Backend log findings, and related / follow-up tickets:

  1. The only entries above info-level in the main error logs contain "Slow send" and "Clearing expired". No concerns.
  2. Unlike the previous perf test which has two XDMP-XDQPINVREQ instances and counterintuitive for this test, no request attempted to transfer too much data between nodes. Related: monitoring test https://git.yale.edu/lux-its/ml-cluster-formation/issues/25.
  3. There were no failed facet requests. Related: monitoring test https://git.yale.edu/lux-its/ml-cluster-formation/issues/21.
  4. No facet requests exceeded the product threshold. Related: #179 and monitoring test https://git.yale.edu/lux-its/ml-cluster-formation/issues/20.
  5. There were no failed related list requests.
  6. There were no failed search requests.
  7. The related list relations threshold was hit multiple times, as it would have been during previous tests as well. Related: #30 and monitoring test https://git.yale.edu/lux-its/ml-cluster-formation/issues/23.
  8. There were 1,133 searchEstimate-related XDMP-JSONDOC errors. Related #183 and monitoring test https://git.yale.edu/lux-its/ml-cluster-formation/issues/24.
  9. There were four instances of Error running JavaScript request: null. Unlike #162's instances, these were all associated to searchWillMatch, which #177 is to help with in the future.
  10. There were six instances of JS-FATAL / JS-BAD pair errors. Same as [#162's instances](), these were all associated to searchWillMatch. Hereto, #177 is to help understand more about these, with in the future.
  11. There were no other noteworthy findings in the application logs.
brent-hartwig commented 1 week ago

Mined output from backend logs:

2024-06-18-perf-test-request-metrics.xlsx 2024-06-18-perf-test-all-requests-with-durations.xlsx 2024-06-18-perf-test-at-least-one-related-list-item.xlsx 2024-06-18-perf-test-search-params-and-durations.xlsx allFacetRequests.txt allFailedFacetRequests.txt errorLogEntriesAboveInfo.txt exceededFacetProductThreshold.txt failedRelatedListRequests.txt failedSearchOnlyRequests.txt hitMaxNumberOfRelations.txt oddRelatedListErrors.txt searchLongRunning.txt searchParamsAndDurations.json

brent-hartwig commented 1 week ago

As with #162 (in this comment), AWS reported the ML LB returned 1,000s of 504s per minute for the duration of the test while the webcache LB peaked at 265 per minute, excluding a peaks associated with an unexplained dropped in CPU utilization within the ML cluster.

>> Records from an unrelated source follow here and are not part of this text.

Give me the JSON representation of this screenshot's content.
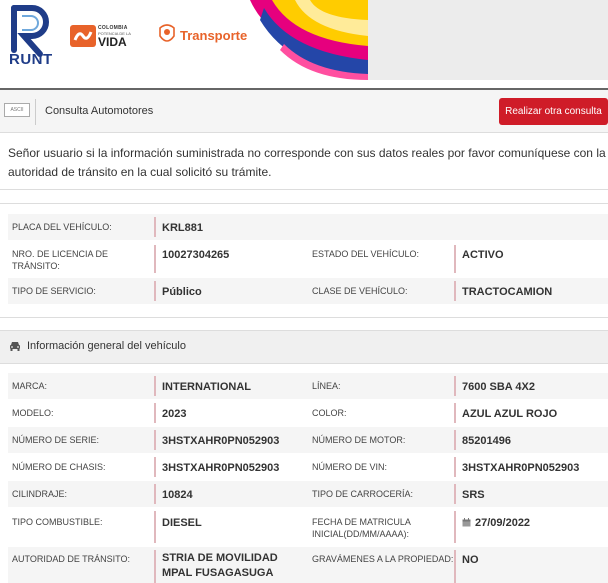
{
  "header": {
    "runt_logo_text": "RUNT",
    "colombia_line1": "COLOMBIA",
    "colombia_line2": "POTENCIA DE LA",
    "colombia_line3": "VIDA",
    "transporte_label": "Transporte"
  },
  "toolbar": {
    "ascii_icon_text": "ASCII",
    "title": "Consulta Automotores",
    "button_label": "Realizar otra consulta"
  },
  "notice": "Señor usuario si la información suministrada no corresponde con sus datos reales por favor comuníquese con la autoridad de tránsito en la cual solicitó su trámite.",
  "summary": {
    "placa_label": "PLACA DEL VEHÍCULO:",
    "placa_value": "KRL881",
    "licencia_label": "NRO. DE LICENCIA DE TRÁNSITO:",
    "licencia_value": "10027304265",
    "estado_label": "ESTADO DEL VEHÍCULO:",
    "estado_value": "ACTIVO",
    "servicio_label": "TIPO DE SERVICIO:",
    "servicio_value": "Público",
    "clase_label": "CLASE DE VEHÍCULO:",
    "clase_value": "TRACTOCAMION"
  },
  "section": {
    "icon": "car-icon",
    "title": "Información general del vehículo"
  },
  "details": {
    "marca_label": "MARCA:",
    "marca_value": "INTERNATIONAL",
    "linea_label": "LÍNEA:",
    "linea_value": "7600 SBA 4X2",
    "modelo_label": "MODELO:",
    "modelo_value": "2023",
    "color_label": "COLOR:",
    "color_value": "AZUL AZUL ROJO",
    "serie_label": "NÚMERO DE SERIE:",
    "serie_value": "3HSTXAHR0PN052903",
    "motor_label": "NÚMERO DE MOTOR:",
    "motor_value": "85201496",
    "chasis_label": "NÚMERO DE CHASIS:",
    "chasis_value": "3HSTXAHR0PN052903",
    "vin_label": "NÚMERO DE VIN:",
    "vin_value": "3HSTXAHR0PN052903",
    "cilindraje_label": "CILINDRAJE:",
    "cilindraje_value": "10824",
    "carroceria_label": "TIPO DE CARROCERÍA:",
    "carroceria_value": "SRS",
    "combustible_label": "TIPO COMBUSTIBLE:",
    "combustible_value": "DIESEL",
    "matricula_label": "FECHA DE MATRICULA INICIAL(DD/MM/AAAA):",
    "matricula_value": "27/09/2022",
    "autoridad_label": "AUTORIDAD DE TRÁNSITO:",
    "autoridad_value": "STRIA DE MOVILIDAD MPAL FUSAGASUGA",
    "gravamenes_label": "GRAVÁMENES A LA PROPIEDAD:",
    "gravamenes_value": "NO"
  },
  "colors": {
    "accent_red": "#cf1c28",
    "runt_blue": "#1f3c88",
    "transporte_orange": "#e8632a"
  }
}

Also same as #162, 8003's request queue was full for most of the test.

:small_blue_diamond: New! When comparing how many requests the ML LB received per minute to the average number of requests the backend processed per minute, we see there's about a 3:1 ratio. The backend processed a total of 278,219 requests over 130 minutes, yielding an average of 2,140 requests per minute. This chart shows the ML LB processing about 6K per minute:

image

Ideas we're tracking to counter this:

brent-hartwig commented 1 week ago

Since #162, additional logging was enabled in an attempt to better understand the fewer than expected backend requests. The additional logging gives us response counts by status code throughout the stack. Below is a table of this information, along with some questions.

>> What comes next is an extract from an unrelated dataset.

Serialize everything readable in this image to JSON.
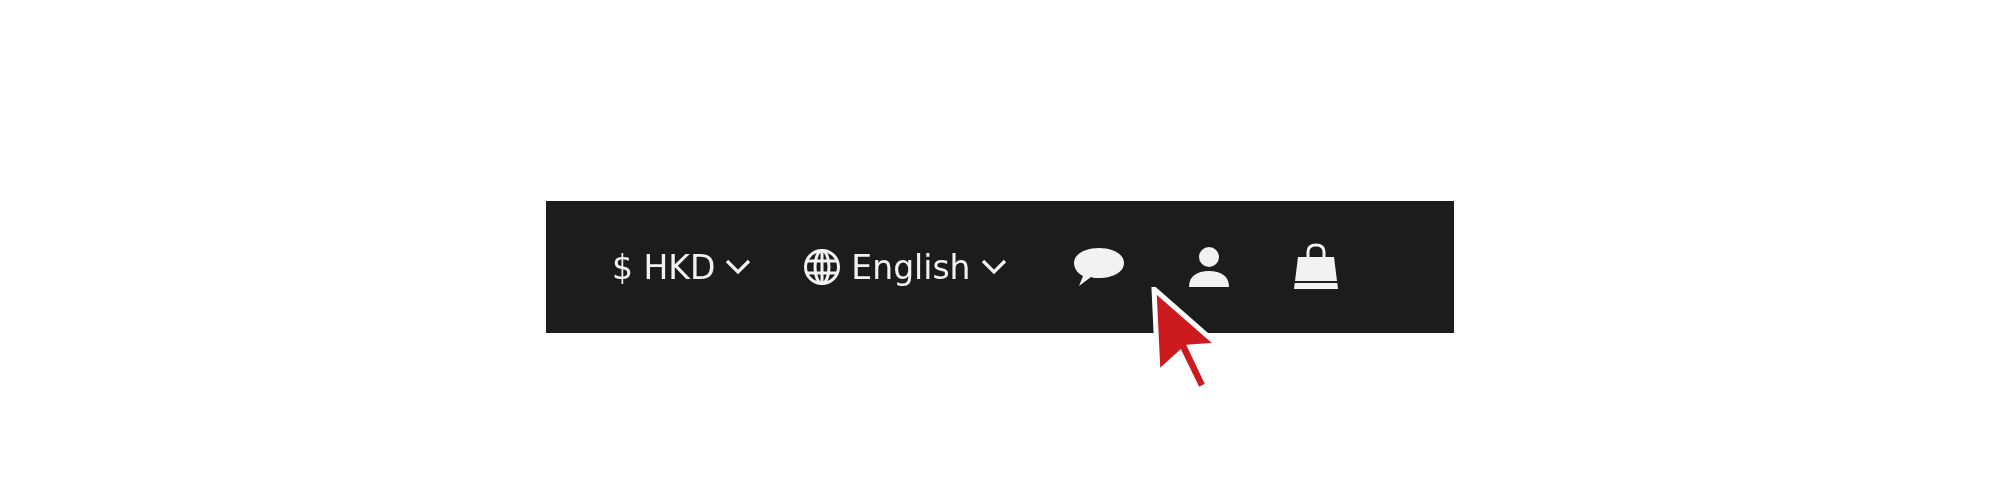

Credit to Seong for co-investigating, specifically digging deeper into CloudFront and the web cache. His findings help to better explain the counts.

image


Q1. Why does CloudFront have 21K fewer requests than the Web Cache LB?

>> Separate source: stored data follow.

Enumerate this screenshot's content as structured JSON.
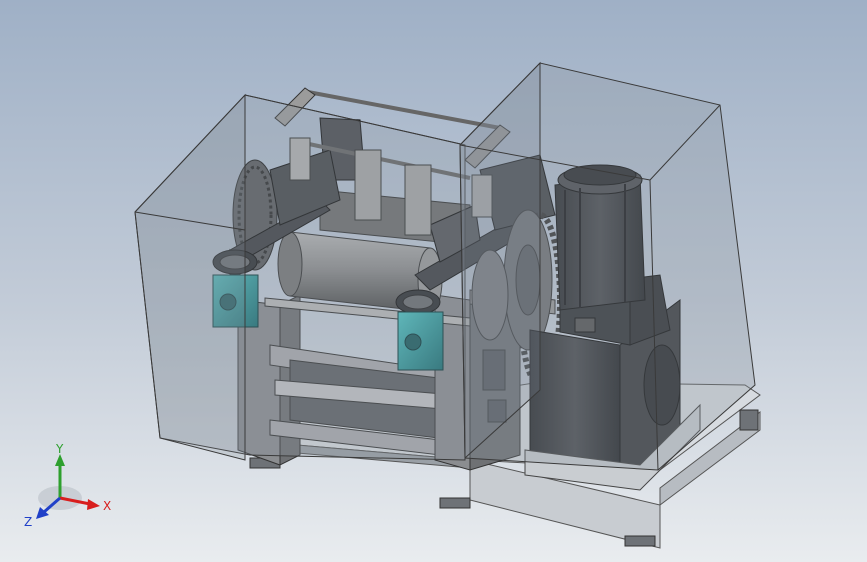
{
  "viewport": {
    "background_top": "#9fb0c6",
    "background_bottom": "#e9ecef"
  },
  "model": {
    "enclosure_color": "#9aa3ad",
    "frame_color": "#7d7f82",
    "roll_color": "#8c8c8c",
    "motor_color": "#3a3c3f",
    "gearbox_accent_color": "#27a1a5"
  },
  "triad": {
    "x_label": "X",
    "y_label": "Y",
    "z_label": "Z",
    "x_color": "#d81e1e",
    "y_color": "#2ea02e",
    "z_color": "#2040c8"
  }
}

The Web Cache LB reported 16K more 5XXs than CloudFront and CloudFront has the ability to retry failed GET requests up to three times.

Other 5K unknown.

Comparing at the status code level gets more confusing; e.g., why does CloudFront return fewer 404s?


Q2. Why does the Web Cache LB have more responses than the middle tier LB despite the cache being disabled?

Perhaps the 'disabled' cache is still caching and/or consolidating some requests. Interested in completely bypassing the cache in a future test.


Q3. Why does the Web Cache LB have fewer 200s than the middle tier LB?

16K of the 27K may be explained by the web cache converting a 200 to a 304 due to etag comparisons (The middle tier could be modified to return 304s, when appropriate.).


Q4. Why is there only a 1:1.09 ratio between the (254,793) middle tier and (278,339) backend requests?

With one exception, middle tier requests that make backend requests only make one backend request. The exception is when a document is requested but a profile is not specified; in that case, there are two backend requests: the document and a searchWillMatch request.

Note too that there are middle tire requests that go no further, including 3,150 /api/_info requests, 909 health checks, and ~100 cyber attack attempts.


Q5. What happens when searchWillMatch fails in the context of /data/:type/:uuid?

TBD


Q6. Did the Data Service proxies retry 494K requests?

We have no other explanation for the difference in 255K middle tier LB target responses (Node.js) and the 750K ML LB requests.


Q7. How many requests were the Data Service proxies unable to successfully retry?

TBD


162 comments on the matter: first and second


Seong's take on status code 0 and status code 460, which I agree with: "It seems, status 0 from CloudFront and 460 from web cache and middle tier, they mean the same thing: client closed connection before server could respond. They are not standard HTTP status codes -- they cannot be returned to the client after all."

brent-hartwig commented 1 week ago

CPU Utilization Node Variance

CPU utilization was above 90% 27 of 399 data points. While that averages to 9 of 133 data points per node, it turns out:

As detailed in this comment, node 217 processed 33.33% of the requests.

Data informing the above: cpu-detail-20240618-190721.xlsx, which is a formatted version of the previously shared version.

Takeaway: node 217 is taxed more than the other two nodes --possibly enough to investigate and/or monitor. A possible explanation is a sub-par ec2 instance (or dependency thereof).

brent-hartwig commented 1 week ago

After adding data from QA's report, we were able to complete this test's column in the key metrics spreadsheet.

Here is a comparison of this test to its baseline:

image

Highlights of the comparison:

  1. Both tests had an overall error rate of 4.41% --a positive indicator.
  2. The eight VU flows (a.k.a., transactions) with individual error rates of 10% or greater were the same in both tests.
    • Four had greater error rates in the latest test, ranging from 0.59% to 9.47%. The flow with the largest increase in was "Lux_Events_tab".
    • The other four had smaller error rates in the latest test, ranging from 1.73% to 17.87%. The flow with the largest decrease was "Lux_Objects_Faucets".
    • Unknown to what degree that these flow-level error rate changes are due to the change being tested.
  3. In three of the four individual VU flows we track, this test was faster with three of them, including simple search --opposite of what one may have expected.
  4. This test had a faster average, unweighted VU response time --another surprise.
  5. This test took CPU utilization from 90.32% to 94.47%. Note that one node was taxed more than the other two, which is detailed in the CPU Utilization Node Variance comment.
  6. The backend request count was inline with the baseline test. Separately, we are still looking into the lower than expected backend request counts; see the stack response count analysis comment for an analysis of the load balancers.
  7. In both tests, 8003's request queue reported full for most of the test and the ML load balancer returned MANY 504s. Here too, we continue to look into it; for more, see the 504s comment.